The researchers defined nephrotoxicity as an increase in serum creatinine of 0.5 mg/dL or greater or a 50% increase on a least two consecutive days. The two groups were similar with respect to race, gender, and underlying diseases, including renal disease. The mean ages of the patients with and without nephrotoxicity were 7.0 and 6.8 years, respectively.

More patients with nephrotoxicity than those without it stayed in the ICU (92% vs. 53%), received other nephrotoxic agents (58% versus 29%), and experienced shock (50% versus 19%). Nephrotoxicity developed in 14 children even before they had increases in vancomycin troughs.

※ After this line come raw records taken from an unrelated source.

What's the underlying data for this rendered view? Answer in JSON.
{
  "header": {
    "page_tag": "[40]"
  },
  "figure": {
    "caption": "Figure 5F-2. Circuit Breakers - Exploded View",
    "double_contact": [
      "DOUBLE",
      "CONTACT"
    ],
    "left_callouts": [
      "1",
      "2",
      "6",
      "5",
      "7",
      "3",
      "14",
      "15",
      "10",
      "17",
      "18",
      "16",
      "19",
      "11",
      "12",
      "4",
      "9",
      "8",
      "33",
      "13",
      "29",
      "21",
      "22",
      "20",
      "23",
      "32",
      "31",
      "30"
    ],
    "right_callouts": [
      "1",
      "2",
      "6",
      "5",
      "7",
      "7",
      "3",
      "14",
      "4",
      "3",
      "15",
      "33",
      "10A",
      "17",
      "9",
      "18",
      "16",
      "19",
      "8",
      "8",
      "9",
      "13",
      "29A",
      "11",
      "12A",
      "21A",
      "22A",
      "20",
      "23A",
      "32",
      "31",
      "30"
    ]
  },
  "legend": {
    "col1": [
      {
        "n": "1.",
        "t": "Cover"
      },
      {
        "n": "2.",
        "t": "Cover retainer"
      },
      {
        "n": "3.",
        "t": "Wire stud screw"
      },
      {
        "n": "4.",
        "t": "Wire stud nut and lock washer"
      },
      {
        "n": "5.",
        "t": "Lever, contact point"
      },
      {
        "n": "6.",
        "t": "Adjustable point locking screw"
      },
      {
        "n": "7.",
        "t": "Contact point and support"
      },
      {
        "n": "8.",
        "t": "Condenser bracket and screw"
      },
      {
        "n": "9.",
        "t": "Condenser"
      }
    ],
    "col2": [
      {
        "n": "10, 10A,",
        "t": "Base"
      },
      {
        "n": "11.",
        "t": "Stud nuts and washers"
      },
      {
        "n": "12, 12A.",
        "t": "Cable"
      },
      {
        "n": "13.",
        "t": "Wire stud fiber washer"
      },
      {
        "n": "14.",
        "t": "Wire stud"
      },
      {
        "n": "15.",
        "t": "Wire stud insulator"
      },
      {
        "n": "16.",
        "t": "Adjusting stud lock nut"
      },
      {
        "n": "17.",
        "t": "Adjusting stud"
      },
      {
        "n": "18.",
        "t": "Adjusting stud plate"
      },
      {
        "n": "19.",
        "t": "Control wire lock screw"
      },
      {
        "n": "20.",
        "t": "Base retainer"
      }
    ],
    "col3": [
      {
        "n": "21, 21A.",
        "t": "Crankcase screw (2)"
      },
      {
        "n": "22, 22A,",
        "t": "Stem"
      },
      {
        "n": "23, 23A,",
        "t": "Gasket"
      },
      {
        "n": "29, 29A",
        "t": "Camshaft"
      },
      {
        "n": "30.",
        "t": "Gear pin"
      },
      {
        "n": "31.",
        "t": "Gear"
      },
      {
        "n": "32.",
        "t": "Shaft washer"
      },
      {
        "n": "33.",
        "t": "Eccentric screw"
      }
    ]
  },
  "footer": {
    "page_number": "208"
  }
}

The mean duration of vancomycin treatment was longer (14 vs. 9 days) and the vancomycin clearances were lower (1.3 vs. 2.4 L/h) in those who experienced nephrotoxicity than those who did not. She noted that the lower drug clearances in patients who developed nephrotoxicity resulted in higher mean trough levels (18 vs. 12 mg/L) but lower vancomycin daily doses (36 vs. 44 mg/kg). Patients with an average vancomycin trough attainment of 15 mg/L or higher had a threefold increased risk of nephrotoxicity than patients with a lower average trough attainment.

“In light of the fact that we have very limited therapeutic options, vancomycin will continue to be used in pediatric populations,” Dr. Le said. “However, I think we need to be very aggressive in the monitoring of the pharmacokinetics [of vancomycin] as well as the renal function,” especially during the early period of drug initiation.